Course Design That Works Like a Good Business Plan: Alignment, Course Maps, and AI

by Debby Marindin, EdD, Educational Practices and Innovation

In business, we don’t launch a product without clear outcomes, measures of success, and a plan that connects the two. Course design benefits from the same mindset. When course objectives, module objectives, and assessments align, students waste less time guessing what matters, and faculty spend less time re-explaining expectations (or grading work that doesn’t actually demonstrate the intended learning).

Start with the end in mind (Backward Design)

A fast way to strengthen alignment is Backward Design:

  1. Define what students should be able to do by the end of the course (course objectives).
  2. Decide what “proof” looks like (assessments, projects, cases, presentations, exams).
  3. Build modules and activities that prepare students to succeed on that proof.

This approach is especially helpful in business courses because it naturally supports applied learning: if the outcome is “analyze,” “recommend,” or “create,” then students need practice opportunities that mirror real decision-making—not just recall.
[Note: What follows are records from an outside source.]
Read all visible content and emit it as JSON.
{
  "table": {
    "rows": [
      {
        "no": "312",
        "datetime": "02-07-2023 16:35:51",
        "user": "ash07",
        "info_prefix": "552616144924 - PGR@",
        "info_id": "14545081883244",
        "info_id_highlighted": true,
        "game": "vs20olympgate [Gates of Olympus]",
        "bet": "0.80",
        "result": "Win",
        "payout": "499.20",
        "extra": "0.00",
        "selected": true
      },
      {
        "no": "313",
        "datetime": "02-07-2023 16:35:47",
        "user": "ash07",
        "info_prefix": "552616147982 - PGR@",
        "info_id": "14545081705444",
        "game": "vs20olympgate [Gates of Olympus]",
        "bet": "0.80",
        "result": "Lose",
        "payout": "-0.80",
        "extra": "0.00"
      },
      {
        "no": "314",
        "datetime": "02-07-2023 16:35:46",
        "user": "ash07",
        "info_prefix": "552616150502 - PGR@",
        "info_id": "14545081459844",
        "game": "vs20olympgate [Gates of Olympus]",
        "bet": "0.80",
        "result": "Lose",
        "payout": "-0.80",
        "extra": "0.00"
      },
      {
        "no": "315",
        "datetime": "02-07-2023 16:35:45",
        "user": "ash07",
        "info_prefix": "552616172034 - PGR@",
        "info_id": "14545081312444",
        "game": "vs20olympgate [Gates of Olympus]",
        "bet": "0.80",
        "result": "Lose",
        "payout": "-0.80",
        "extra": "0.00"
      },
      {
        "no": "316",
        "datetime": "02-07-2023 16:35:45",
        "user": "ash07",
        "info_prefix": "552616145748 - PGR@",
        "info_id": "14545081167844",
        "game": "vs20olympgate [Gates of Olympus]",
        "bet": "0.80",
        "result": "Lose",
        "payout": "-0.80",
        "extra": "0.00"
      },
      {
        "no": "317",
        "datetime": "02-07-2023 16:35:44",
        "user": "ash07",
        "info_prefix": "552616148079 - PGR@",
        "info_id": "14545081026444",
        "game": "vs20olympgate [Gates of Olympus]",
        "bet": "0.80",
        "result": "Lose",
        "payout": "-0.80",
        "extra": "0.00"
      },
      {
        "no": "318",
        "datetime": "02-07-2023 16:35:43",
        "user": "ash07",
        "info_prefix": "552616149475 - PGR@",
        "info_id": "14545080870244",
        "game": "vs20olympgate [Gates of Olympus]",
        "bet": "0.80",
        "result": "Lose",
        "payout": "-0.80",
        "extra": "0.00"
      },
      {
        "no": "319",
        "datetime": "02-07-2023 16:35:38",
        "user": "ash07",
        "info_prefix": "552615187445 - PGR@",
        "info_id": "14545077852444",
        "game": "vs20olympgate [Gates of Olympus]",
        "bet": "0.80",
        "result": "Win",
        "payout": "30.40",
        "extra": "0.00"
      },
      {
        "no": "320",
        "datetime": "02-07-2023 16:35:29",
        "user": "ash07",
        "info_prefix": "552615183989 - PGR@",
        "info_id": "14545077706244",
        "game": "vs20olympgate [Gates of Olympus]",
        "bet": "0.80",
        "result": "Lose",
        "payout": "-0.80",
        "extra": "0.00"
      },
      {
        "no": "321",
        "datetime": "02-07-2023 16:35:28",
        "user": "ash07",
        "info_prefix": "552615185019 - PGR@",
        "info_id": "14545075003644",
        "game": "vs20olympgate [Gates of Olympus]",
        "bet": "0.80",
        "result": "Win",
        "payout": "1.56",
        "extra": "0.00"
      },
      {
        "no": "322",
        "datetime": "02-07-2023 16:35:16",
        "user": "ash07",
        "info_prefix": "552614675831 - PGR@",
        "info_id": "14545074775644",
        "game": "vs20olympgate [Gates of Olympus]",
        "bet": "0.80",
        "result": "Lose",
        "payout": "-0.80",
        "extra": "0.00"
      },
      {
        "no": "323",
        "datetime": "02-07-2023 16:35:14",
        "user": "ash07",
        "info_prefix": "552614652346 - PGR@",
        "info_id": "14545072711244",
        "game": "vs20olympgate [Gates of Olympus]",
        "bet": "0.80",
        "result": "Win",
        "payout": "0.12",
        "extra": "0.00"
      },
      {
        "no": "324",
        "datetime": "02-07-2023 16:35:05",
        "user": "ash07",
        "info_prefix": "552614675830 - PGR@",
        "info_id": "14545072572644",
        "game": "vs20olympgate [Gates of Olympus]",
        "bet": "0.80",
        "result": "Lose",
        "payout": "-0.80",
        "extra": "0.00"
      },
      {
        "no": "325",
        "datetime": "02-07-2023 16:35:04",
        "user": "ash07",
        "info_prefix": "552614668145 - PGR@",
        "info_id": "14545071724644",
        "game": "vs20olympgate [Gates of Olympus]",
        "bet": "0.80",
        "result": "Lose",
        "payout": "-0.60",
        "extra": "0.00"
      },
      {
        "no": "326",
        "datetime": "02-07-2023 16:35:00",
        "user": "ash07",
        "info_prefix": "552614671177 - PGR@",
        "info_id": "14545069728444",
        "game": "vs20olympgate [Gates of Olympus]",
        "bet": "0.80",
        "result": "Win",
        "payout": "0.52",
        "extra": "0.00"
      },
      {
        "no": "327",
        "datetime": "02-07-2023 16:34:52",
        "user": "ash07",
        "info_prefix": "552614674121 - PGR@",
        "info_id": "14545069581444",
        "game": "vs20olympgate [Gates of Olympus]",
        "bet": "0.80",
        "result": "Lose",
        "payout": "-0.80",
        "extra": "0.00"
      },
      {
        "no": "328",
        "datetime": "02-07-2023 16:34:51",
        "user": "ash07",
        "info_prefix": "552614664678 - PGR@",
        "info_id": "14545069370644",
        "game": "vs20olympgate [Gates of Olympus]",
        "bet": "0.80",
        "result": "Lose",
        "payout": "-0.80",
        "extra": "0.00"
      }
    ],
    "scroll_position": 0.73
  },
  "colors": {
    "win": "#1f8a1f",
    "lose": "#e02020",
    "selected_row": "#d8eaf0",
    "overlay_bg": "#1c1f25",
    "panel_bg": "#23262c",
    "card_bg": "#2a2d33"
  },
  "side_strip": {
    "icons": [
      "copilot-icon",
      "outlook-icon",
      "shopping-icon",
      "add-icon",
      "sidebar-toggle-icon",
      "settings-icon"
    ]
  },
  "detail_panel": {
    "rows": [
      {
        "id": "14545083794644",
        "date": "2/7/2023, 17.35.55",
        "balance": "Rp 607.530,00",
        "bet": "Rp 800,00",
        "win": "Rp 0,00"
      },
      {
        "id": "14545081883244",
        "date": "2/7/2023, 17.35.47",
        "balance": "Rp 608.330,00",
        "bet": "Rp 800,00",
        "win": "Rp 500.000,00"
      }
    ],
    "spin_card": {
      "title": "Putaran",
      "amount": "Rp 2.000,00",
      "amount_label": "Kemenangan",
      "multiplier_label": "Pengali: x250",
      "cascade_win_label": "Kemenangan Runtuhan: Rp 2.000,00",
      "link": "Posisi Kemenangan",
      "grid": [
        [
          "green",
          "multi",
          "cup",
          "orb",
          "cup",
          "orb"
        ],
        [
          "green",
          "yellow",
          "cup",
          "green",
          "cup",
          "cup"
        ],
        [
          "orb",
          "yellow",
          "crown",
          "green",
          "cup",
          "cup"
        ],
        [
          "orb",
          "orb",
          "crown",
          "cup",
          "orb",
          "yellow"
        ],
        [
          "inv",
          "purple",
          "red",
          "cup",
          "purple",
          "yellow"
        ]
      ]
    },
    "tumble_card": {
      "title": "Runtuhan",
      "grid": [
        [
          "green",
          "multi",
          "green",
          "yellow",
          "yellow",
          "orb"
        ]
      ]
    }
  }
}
Use ADDIE as your project workflow

If Backward Design is the logic, ADDIE is the process for building and improving: Analyze → Design → Develop → Implement → Evaluate. Many of us already do this informally. The win is making the cycle visible so revisions are easier term to term (and not a total rebuild every time).

The power move: a simple course map

A course map is a one-page view that connects:

  • Course Objective → Module Objective(s) → Learning Activities → Assessment Evidence

This is useful for faculty planning, and it can also be student-facing (a roadmap that reduces “What am I supposed to do?” questions). When you map the course, misalignment jumps out quickly—like an assignment that doesn’t support any objective, or an objective that never gets assessed.

AI as an alignment auditor (not the designer)

AI can help you quality-check your map in minutes. For example, paste your objectives and major assessments and ask:

“Create a table mapping each course objective to module objectives and assessments. Identify objectives with no assessment evidence, and any assignments not clearly aligned. Use only the text provided.”

AI won’t replace your expertise, but it’s great at spotting gaps, redundancy, and wording issues—especially when you’re busy.

Quick self-check

Before the semester starts, confirm:

  • Every course objective is assessed at least once
  • Every major assessment maps to one or more course objectives
  • Every module objective supports a course objective
  • Students can see the “why” in module overviews and assignment directions

Good alignment is good teaching—and good management. It creates a course that feels intentional, efficient, and easier to learn (and teach) in.